Wczoraj wybrałam sie na imprezę z moimi kolezankami. Powiedziałam mojemu męzowi, ze wroce o połnocy. 'Obiecuje ci kochanie, nie wroce ani minuty pozniej'- powiedziałam i wybyłam. Ale. impreza byla cudowna!!! Drinki, balety, znow drinki, znow balety, i jeszcze więcej drinkow, było tak fajnie, ze zapomniałam o godzinie!!!!.. Kiedy wrociłam do domu była 3 nad ranem. Wchodze do domu, po cichutku otwierając drzwi, a tu słysze tą wscieklą kukułkę w zegarze jak zakukała 3 razy. Kiedy się zorientowalam, ze moj maz się obudzi przy tym kukaniu, dokonczyłam sama kukac jeszcze 9 razy... Bylam z siebie bardzo dumna i zadowolona, ze chociaz pijana w cztery dupy, nagle taki dobry pomysł przyszedł mi do glowy - po prostu uniknęłam awantury z męzem...!!!! Szybciutko połozyłam się do łozka, mysląc jaka to ja jestem inteligenta! Ha!!!!
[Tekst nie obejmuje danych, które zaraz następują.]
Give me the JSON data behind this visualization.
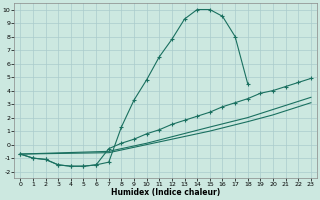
{
  "xlabel": "Humidex (Indice chaleur)",
  "background_color": "#cce8e0",
  "grid_color": "#aacccc",
  "line_color": "#1a7060",
  "xlim": [
    -0.5,
    23.5
  ],
  "ylim": [
    -2.5,
    10.5
  ],
  "xticks": [
    0,
    1,
    2,
    3,
    4,
    5,
    6,
    7,
    8,
    9,
    10,
    11,
    12,
    13,
    14,
    15,
    16,
    17,
    18,
    19,
    20,
    21,
    22,
    23
  ],
  "yticks": [
    -2,
    -1,
    0,
    1,
    2,
    3,
    4,
    5,
    6,
    7,
    8,
    9,
    10
  ],
  "curve1": [
    [
      0,
      -0.7
    ],
    [
      1,
      -1.0
    ],
    [
      2,
      -1.1
    ],
    [
      3,
      -1.5
    ],
    [
      4,
      -1.6
    ],
    [
      5,
      -1.6
    ],
    [
      6,
      -1.5
    ],
    [
      7,
      -1.3
    ],
    [
      8,
      1.3
    ],
    [
      9,
      3.3
    ],
    [
      10,
      4.8
    ],
    [
      11,
      6.5
    ],
    [
      12,
      7.8
    ],
    [
      13,
      9.3
    ],
    [
      14,
      10.0
    ],
    [
      15,
      10.0
    ],
    [
      16,
      9.5
    ],
    [
      17,
      8.0
    ],
    [
      18,
      4.5
    ]
  ],
  "curve2": [
    [
      0,
      -0.7
    ],
    [
      1,
      -1.0
    ],
    [
      2,
      -1.1
    ],
    [
      3,
      -1.5
    ],
    [
      4,
      -1.6
    ],
    [
      5,
      -1.6
    ],
    [
      6,
      -1.5
    ],
    [
      7,
      -0.3
    ],
    [
      8,
      0.1
    ],
    [
      9,
      0.4
    ],
    [
      10,
      0.8
    ],
    [
      11,
      1.1
    ],
    [
      12,
      1.5
    ],
    [
      13,
      1.8
    ],
    [
      14,
      2.1
    ],
    [
      15,
      2.4
    ],
    [
      16,
      2.8
    ],
    [
      17,
      3.1
    ],
    [
      18,
      3.4
    ],
    [
      19,
      3.8
    ],
    [
      20,
      4.0
    ],
    [
      21,
      4.3
    ],
    [
      22,
      4.6
    ],
    [
      23,
      4.9
    ]
  ],
  "line3": [
    [
      0,
      -0.7
    ],
    [
      7,
      -0.5
    ],
    [
      8,
      -0.3
    ],
    [
      9,
      -0.1
    ],
    [
      10,
      0.1
    ],
    [
      15,
      1.3
    ],
    [
      18,
      2.0
    ],
    [
      20,
      2.6
    ],
    [
      23,
      3.5
    ]
  ],
  "line4": [
    [
      0,
      -0.7
    ],
    [
      7,
      -0.6
    ],
    [
      8,
      -0.4
    ],
    [
      9,
      -0.2
    ],
    [
      10,
      0.0
    ],
    [
      15,
      1.0
    ],
    [
      18,
      1.7
    ],
    [
      20,
      2.2
    ],
    [
      23,
      3.1
    ]
  ]
}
.Rano, podczas śniadania, mąz zapytał o której wróciłam z imprezy, więc mu powiedziałam, ze o samiutkiej północy, tak jak mu obiecałam. On od razu nic nie powiedział, nawet nie wyglądał na podejrzliwego. 'Oh, jak dobrze, jestem uratowana....' - pomyślałam i prawie otarłam pot z czoła. Moj maż, po chwili, spojrzał na mnie serio, mówiąc: 'Wiesz, musimy zmienić ten nasz zegar z kukułką'. Zbladłam ze strachu, ale pytam pokornym głosem: 'Taaaak?? A dlaczego, kochanie?' A on na to: Widzisz, dziś w nocy, kukułka zakukała 3 razy, potem - nie wiem jak to zrobiła - krzyknęła 'O *****!!!' znów zakukała 4 razy, zwymiotowała w korytarzu, zakukała jeszcze 3 razy i padła na podłogę ze śmiechu. Kuknęła jeszcze raz, nastąpnęła na kota i rozwaliła stolik w salonie. A potem, powaliła się koło mnie i kukając ostatni raz - puściła se głośnego bąka i szybko zaczęła chrapać........
 
reklama
Zjazd rodzinny, trochę problem z noclegiem, wyszło tak, że na piętrowym łóżku, ułożyli do spania, na górze narzeczeństwo na dole miał spać dziadek.
Para postanowiła, że jak będą chcieli się kochać, dziewczyna powie, że ma ochotę na pączka. I tak po paru razach ochoty na pączka, dziadek nie wytrzymał i krzyczy:
- Wy już dajcie spokój z tymi pączkami, bo już mi tu lukier kapie.